Au terme d’un passage d’une grande beauté (p. 41-42), l’enfant descend jusqu’à « la dalle de nacre » du sommeil, « la plus profonde, où il pouvait enfin s’allonger et rêver ». J’ai l’intuition que le petit enfant, au terme de ses voyages sur les ponts, trouvera une issue à travers les poupées gigognes de sa propre personnalité.  

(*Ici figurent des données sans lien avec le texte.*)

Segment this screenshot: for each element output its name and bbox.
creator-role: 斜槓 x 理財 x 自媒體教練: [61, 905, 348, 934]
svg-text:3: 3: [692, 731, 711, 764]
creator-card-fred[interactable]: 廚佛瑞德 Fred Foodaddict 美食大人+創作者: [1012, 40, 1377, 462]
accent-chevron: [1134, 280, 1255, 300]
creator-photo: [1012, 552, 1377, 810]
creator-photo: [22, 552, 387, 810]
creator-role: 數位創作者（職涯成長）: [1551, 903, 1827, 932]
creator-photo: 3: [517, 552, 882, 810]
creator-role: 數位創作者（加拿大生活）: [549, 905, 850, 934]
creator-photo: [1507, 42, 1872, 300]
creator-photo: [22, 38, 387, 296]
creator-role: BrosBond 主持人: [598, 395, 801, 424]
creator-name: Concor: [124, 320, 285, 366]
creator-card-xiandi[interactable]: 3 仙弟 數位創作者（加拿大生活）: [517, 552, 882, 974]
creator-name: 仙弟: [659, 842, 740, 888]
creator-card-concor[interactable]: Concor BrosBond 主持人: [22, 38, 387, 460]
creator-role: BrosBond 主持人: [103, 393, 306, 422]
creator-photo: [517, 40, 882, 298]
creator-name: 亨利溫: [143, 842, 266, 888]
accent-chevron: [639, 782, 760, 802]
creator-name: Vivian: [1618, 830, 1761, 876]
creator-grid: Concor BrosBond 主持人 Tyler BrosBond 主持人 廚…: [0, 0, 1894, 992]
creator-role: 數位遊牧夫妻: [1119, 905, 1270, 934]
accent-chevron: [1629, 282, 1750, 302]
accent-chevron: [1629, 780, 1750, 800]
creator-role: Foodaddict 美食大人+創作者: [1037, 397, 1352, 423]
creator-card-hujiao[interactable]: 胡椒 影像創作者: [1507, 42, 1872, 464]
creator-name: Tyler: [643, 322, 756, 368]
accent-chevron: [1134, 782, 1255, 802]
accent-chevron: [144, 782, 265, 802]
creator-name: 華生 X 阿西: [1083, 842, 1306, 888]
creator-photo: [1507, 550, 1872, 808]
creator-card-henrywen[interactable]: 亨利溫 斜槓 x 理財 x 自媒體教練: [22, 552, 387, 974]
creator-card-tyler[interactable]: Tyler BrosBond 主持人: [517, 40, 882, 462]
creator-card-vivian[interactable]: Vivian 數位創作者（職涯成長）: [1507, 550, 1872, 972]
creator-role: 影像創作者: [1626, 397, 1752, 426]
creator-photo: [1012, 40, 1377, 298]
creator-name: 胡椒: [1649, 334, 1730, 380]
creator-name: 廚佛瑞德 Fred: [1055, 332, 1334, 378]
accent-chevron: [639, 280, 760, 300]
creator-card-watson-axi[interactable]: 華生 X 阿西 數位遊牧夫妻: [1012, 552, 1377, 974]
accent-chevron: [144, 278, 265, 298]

Le texte m’emporte, je traduis une page de plus, mais un de mes tentacules reste accroché au marionnettiste de la page précédente comme un pantin à son fil. C’est que je ne peux m’empêcher de penser alors au roman de Lucian Dan Teodorovici. Quelle merveille que son Histoire de Bruno Matei (cliquez ici pour voir le livre),ce héros lunaire, amnésique, qui promène son pantin tout au long du livre! C’est une des traductions qui m’a le plus marquée. Je pense souvent à mes traductions, à mes auteurs qui n’ont pas été assez médiatisés et dont les livres n’ont pas atteint la conscience du public. J’éprouve pour eux de la tendresse teintée de culpabilité. Et si je n’avais pas tout fait pour qu’ils grandissent au soleil de la notoriété?